刘文进¹, 周国相^{1, 2}, 杨治华^{1, 2}, 贾德昌¹

1.哈尔滨工业大学特种陶瓷研究所,哈尔滨 150006;
2.哈尔滨工业大学重庆研究院,重庆 401120

收稿日期:2023-05-22 修订日期:2023-09-14 出版日期:2024-01-15 发布日期:2024-01-16
通信作者: 杨治华,博士,研究员。E-mail:zhyang@hit.edu.cn
作者简介:刘文进(1993—),女。主要从事功能陶瓷方面的研究。E-mail:1227614254@qq.com

Evolution and Mechanism of Friction and Wear Properties of Silicon Nitride Ceramics at High Temperature

LIU Wenjin¹, ZHOU Guoxiang^1,2, YANG Zhihua^1,2, JIA Dechang¹

1. Institute for Advanced Ceramics, Harbin Institute of Technology, Harbin 150006, China;
2. Chongqing Research Institute, Harbin Institute of Technology, Chongqing 401120, China

Received:2023-05-22 Revised:2023-09-14 Online:2024-01-15 Published:2024-01-16

摘要/Abstract

摘要： Si₃N₄陶瓷因具有耐高温、耐腐蚀、耐磨损、高硬度等特点,在高温耐磨损领域的应用备受关注。
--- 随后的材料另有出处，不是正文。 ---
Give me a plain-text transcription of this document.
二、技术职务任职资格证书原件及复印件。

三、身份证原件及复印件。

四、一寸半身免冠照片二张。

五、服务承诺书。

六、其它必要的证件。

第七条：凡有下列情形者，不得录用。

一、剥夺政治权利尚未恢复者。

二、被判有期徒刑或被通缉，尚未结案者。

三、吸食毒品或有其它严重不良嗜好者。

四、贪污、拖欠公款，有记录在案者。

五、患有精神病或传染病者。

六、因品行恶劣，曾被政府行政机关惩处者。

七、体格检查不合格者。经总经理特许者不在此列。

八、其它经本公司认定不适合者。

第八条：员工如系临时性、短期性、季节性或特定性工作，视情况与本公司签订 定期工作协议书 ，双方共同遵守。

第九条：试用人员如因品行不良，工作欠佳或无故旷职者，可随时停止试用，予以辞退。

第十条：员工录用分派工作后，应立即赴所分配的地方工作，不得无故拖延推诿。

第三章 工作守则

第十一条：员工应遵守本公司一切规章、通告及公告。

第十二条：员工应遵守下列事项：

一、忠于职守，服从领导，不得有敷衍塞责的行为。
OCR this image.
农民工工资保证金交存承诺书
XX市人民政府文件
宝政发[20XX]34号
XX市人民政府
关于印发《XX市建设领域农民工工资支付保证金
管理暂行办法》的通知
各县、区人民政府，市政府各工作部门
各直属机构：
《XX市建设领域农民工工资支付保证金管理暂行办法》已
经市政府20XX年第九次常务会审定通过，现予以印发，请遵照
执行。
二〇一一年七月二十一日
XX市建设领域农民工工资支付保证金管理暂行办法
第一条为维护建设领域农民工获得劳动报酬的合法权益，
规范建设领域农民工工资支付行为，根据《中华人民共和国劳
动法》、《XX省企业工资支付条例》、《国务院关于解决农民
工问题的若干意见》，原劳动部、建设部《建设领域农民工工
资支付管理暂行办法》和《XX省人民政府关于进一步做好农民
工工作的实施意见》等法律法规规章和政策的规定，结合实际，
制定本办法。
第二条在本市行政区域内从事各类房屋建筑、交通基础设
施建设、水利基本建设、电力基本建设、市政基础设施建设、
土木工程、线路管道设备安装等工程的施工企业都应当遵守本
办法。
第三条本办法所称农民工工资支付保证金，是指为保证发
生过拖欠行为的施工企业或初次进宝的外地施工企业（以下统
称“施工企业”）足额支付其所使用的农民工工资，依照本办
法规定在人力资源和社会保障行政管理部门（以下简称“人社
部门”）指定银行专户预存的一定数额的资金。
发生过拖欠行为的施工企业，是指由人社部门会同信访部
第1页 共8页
本文研究了高温下Si₃N₄陶瓷与C/SiC陶瓷或GH214合金摩擦时的平面摩擦磨损性能及磨损机理。结果表明:Si₃N₄陶瓷和C/SiC陶瓷对磨时,随着温度升高,摩擦系数先增大后减小;当温度为1 200 ℃时,Si₃N₄陶瓷平均摩擦系数低于 0.4,且其磨损表面出现磨痕、磨粒和SiO₂氧化膜,磨损形式主要为磨粒磨损和氧化磨损。Si₃N₄陶瓷与GH214合金对磨时,随着温度升高,摩擦系数增大,陶瓷样品表面出现明显的金属氧化物层,其磨损形式主要为粘着磨损和氧化磨损。Si₃N₄陶瓷与两种对磨材料摩擦时,氧化磨损均产生氧化膜并对Si₃N₄陶瓷均有保护和润滑作用,可有效减少Si₃N₄陶瓷基体的磨损,提高Si₃N₄陶瓷的磨损使用寿命。
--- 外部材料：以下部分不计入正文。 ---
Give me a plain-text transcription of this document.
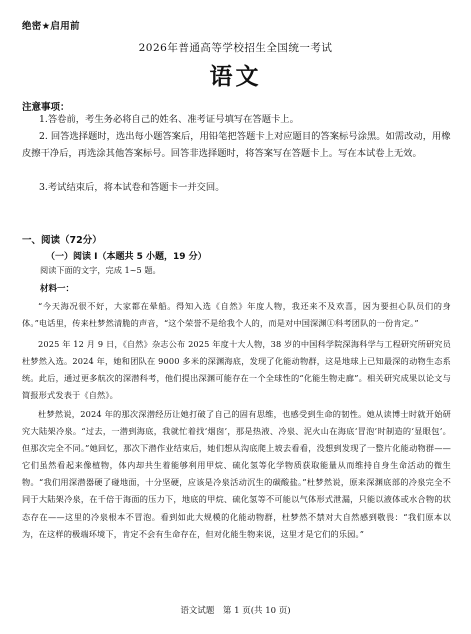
绝密★启用前
2026年普通高等学校招生全国统一考试
语文
注意事项：
1.答卷前，考生务必将自己的姓名、准考证号填写在答题卡上。
2. 回答选择题时，选出每小题答案后，用铅笔把答题卡上对应题目的答案标号涂黑。如需改动，用橡皮擦干净后，再选涂其他答案标号。回答非选择题时，将答案写在答题卡上。写在本试卷上无效。
3.考试结束后，将本试卷和答题卡一并交回。
一、阅读（72分）
（一）阅读 I（本题共 5 小题，19 分）
阅读下面的文字，完成 1~5 题。
材料一：
“今天海况很不好，大家都在晕船。得知入选《自然》年度人物，我还来不及欢喜，因为要担心队员们的身体。”电话里，传来杜梦然清脆的声音，“这个荣誉不是给我个人的，而是对中国深渊①科考团队的一份肯定。”
2025 年 12 月 9 日，《自然》杂志公布 2025 年度十大人物，38 岁的中国科学院深海科学与工程研究所研究员杜梦然入选。2024 年，她和团队在 9000 多米的深渊海底，发现了化能动物群，这是地球上已知最深的动物生态系统。此后，通过更多航次的深潜科考，他们提出深渊可能存在一个全球性的“化能生物走廊”。相关研究成果以论文与简报形式发表于《自然》。
杜梦然说，2024 年的那次深潜经历让她打破了自己的固有思维，也感受到生命的韧性。她从读博士时就开始研究大陆架冷泉。“过去，一潜到海底，我就忙着找‘烟囱’，那是热液、冷泉、泥火山在海底‘冒泡’时制造的‘显眼包’。但那次完全不同。”她回忆，那次下潜作业结束后，她们想从沟底爬上坡去看看，没想到发现了一整片化能动物群——它们虽然看起来像植物，体内却共生着能够利用甲烷、硫化氢等化学物质获取能量从而维持自身生命活动的微生物。“我们用深潜器硬了碰地面，十分坚硬，应该是冷泉活动沉生的碳酸盐。”杜梦然说，原来深渊底部的冷泉完全不同于大陆架冷泉，在千倍于海面的压力下，地底的甲烷、硫化氢等不可能以气体形式泄漏，只能以液体或水合物的状态存在——这里的冷泉根本不冒泡。看到如此大规模的化能动物群，杜梦然不禁对大自然感到敬畏：“我们原本以为，在这样的极端环境下，肯定不会有生命存在，但对化能生物来说，这里才是它们的乐园。”
语文试题　第 1 页(共 10 页)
关键词: Si₃N₄陶瓷, 摩擦系数, 平面摩擦磨损, 磨损机制, 高温摩擦性能

Abstract: Si₃N₄ ceramics have attracted much attention in the field of high temperature wear resistance because of high temperature resistance, corrosion resistance, wear resistance and hardness. In this paper, the plane friction and wear properties and mechanism of Si₃N₄ ceramics when wearing with C/SiC ceramics or GH214 superalloy at high temperature were investigated. The results show that the friction coefficient of Si₃N₄ ceramics against C/SiC ceramics increases first and then decreases with the increase of temperature. The average friction coefficient of Si₃N₄ ceramics at 1 200 ℃ is lower than 0.4, and wear marks, wear particles and SiO₂ oxide film appear on wear surface. The wear forms are mainly abrasive grain wear and oxidation wear. When Si₃N₄ ceramics and GH214 superalloy are worn against each other, the friction coefficient increases with the increase of temperature. Meanwhile, obvious metal oxide layer is formed on the surface of ceramic samples, so the wear forms are mainly adhesive wear and oxidation wear. During the friction process of Si₃N₄ ceramics and two kinds of friction materials, the oxide film produced by oxidation wear has protective and lubricating effects on Si₃N₄ ceramics, which can effectively reduce the wear of Si₃N₄ ceramics matrix and improve the wear life of Si₃N₄ ceramics.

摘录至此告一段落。